Esa mujer, que se había presentado como Edith Rodríguez, era una de las enfermeras más antiguas del lugar. Llevaba catorce años trabajando allí, así que conocía hasta el último recobeco.

—¿Cuántas personas hay trabajando aquí actualmente? —preguntó, mientras seguía la espalda de Edith por un pasillo amplio.

—Tenemos tres cocineros, dos auxiliares de servicio, dos limpiadoras, un médico que viene una vez a la semana, un psiquiatra y otra enfermera aparte de mí. Rodrigo, el psiquiatra, entró a trabajar aquí casi al mismo tiempo que yo. Cuando recién llegamos esto era un completo desastre, los pacientes tenían muchísimas carencias que por fortuna se pudieron resolver.

—¿Y quién financia todo esto? —continuó indagando Bastian.

—Tengo entendido que el dueño original era un médico que acabó en la quiebra. Luego de eso, el gobierno se hizo cargo y es quien mantiene el sitio a flote. También recibimos donaciones de la iglesia. Ellos nos traen ropa, mantas y alimento de vez en cuando.

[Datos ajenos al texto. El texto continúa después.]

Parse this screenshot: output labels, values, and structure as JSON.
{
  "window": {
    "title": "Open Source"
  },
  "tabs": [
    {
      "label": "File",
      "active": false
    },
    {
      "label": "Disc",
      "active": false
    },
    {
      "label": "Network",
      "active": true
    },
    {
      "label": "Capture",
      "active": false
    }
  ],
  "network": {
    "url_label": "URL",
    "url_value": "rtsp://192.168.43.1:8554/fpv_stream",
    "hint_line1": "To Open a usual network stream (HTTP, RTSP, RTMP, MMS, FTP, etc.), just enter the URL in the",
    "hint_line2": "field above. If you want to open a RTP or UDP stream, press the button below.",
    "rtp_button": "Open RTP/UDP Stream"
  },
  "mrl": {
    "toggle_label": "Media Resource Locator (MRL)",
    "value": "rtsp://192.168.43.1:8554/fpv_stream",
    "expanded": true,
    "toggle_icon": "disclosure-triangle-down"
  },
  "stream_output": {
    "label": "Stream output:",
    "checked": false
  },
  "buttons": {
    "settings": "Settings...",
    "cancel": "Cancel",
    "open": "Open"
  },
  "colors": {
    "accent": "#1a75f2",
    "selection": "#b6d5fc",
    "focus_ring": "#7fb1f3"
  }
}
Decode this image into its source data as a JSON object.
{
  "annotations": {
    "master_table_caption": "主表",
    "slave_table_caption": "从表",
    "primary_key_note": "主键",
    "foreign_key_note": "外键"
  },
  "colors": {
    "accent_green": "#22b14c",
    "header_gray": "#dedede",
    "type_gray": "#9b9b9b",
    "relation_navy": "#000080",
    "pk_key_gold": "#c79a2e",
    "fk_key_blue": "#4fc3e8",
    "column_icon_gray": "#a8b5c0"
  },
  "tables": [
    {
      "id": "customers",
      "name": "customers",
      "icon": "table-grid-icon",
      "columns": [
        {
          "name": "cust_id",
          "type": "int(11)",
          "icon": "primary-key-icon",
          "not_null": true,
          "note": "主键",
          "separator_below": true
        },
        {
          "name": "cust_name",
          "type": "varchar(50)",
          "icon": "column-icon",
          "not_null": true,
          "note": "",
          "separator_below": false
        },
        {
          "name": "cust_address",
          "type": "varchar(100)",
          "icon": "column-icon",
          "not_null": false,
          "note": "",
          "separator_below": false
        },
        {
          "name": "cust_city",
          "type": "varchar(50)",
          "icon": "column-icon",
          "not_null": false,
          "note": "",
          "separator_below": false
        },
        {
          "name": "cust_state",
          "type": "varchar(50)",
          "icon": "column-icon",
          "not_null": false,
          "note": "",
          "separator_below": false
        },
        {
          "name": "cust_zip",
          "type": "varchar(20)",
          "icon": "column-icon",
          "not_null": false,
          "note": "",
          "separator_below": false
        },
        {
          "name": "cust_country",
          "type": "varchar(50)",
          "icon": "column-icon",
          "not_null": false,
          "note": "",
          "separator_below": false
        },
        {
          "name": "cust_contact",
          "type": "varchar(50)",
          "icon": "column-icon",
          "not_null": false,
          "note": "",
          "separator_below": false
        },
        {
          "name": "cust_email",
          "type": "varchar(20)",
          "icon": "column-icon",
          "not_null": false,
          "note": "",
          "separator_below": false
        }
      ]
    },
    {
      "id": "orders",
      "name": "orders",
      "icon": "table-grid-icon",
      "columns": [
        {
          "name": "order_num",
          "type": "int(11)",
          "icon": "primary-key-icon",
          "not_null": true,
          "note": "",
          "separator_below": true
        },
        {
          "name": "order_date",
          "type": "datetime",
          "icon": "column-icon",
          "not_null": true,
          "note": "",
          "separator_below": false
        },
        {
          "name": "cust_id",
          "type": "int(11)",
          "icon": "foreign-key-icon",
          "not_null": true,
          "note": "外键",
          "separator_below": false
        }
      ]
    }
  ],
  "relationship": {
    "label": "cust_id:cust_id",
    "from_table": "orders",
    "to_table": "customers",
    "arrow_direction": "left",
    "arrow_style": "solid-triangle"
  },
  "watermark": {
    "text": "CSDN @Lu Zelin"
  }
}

El lugar tenía veinte habitaciones y cuatro baños, dos en cada torre. Aunque había sido reestructurado, la huella del tiempo todavía permanecía allí, oculta tras el papel de pared amarillento y desgastado. El piso de madera crujía bajo sus pies cada vez que caminaban, y el silbido del viento se colaba a través de los gigantescos ventanales que actuaban como fuentes de luz natural.

Cuando Edith terminó el recorrido, le entregó una carpeta con la lista de pacientes. Debía leer la lista con detenimiento y luego reunirse con el psiquiatra para evaluar juntos los tratamientos.

Bastian vivía a cuatro horas de allí. Salió de la universidad con el título bajo el brazo y hambriento por obtener nuevas experiencias. A sus treinta y un años de edad, era un hombre apasionado y completamente entregado a su carrera.

Como todos los novatos, él quería cambiar el mundo. En muchas ocasiones le dijeron que no era un trabajo sencillo de hacer, y que con el tiempo acabaría cayendo en la rutina, pero para él, su profesión lo era todo. Aunque no pudiera cambiar el mundo, al menos quería cambiar el de todas las personas que se cruzaran en su camino.

. . .

Durante la noche, el lugar lucía todavía más sombrío. Pero Bastian, lejos de sentirse amedrentado, estaba fascinado por la imponente estructura añeja que estaba iluminada de forma tenue por unos faroles antiguos. Era como estar dentro de una vieja casona embrujada que cobraba vida durante el día y mostraba su verdadera forma en la noche.

Se apretó el puente de la nariz por debajo de los lentes, luego se frotó los ojos con el índice y el pulgar.

Había leído toda la carpeta y tomado nota de cada uno de los pacientes. La mayoría de ellos eran personas que habían sido abandonadas en aquel lugar. Sin familia, amigos, ni nadie que los reclamara o respondiera por ellos. Saint Lauren era todo lo que tenían. Bastian no pudo evitar sentir tristeza al caer en cuenta de eso. Para él esas personas no eran solo un paciente más. Tenían un nombre, una identidad, un cumpleaños para celebrar, y probablemente muchos sueños y metas que no pudieron cumplir debido a su situación.

Al final, cuando el dolor de cabeza lo obligó a parar, buscó unas pastillas en su mochila, se tomó una con un generoso trago de agua y se recostó en el sofá.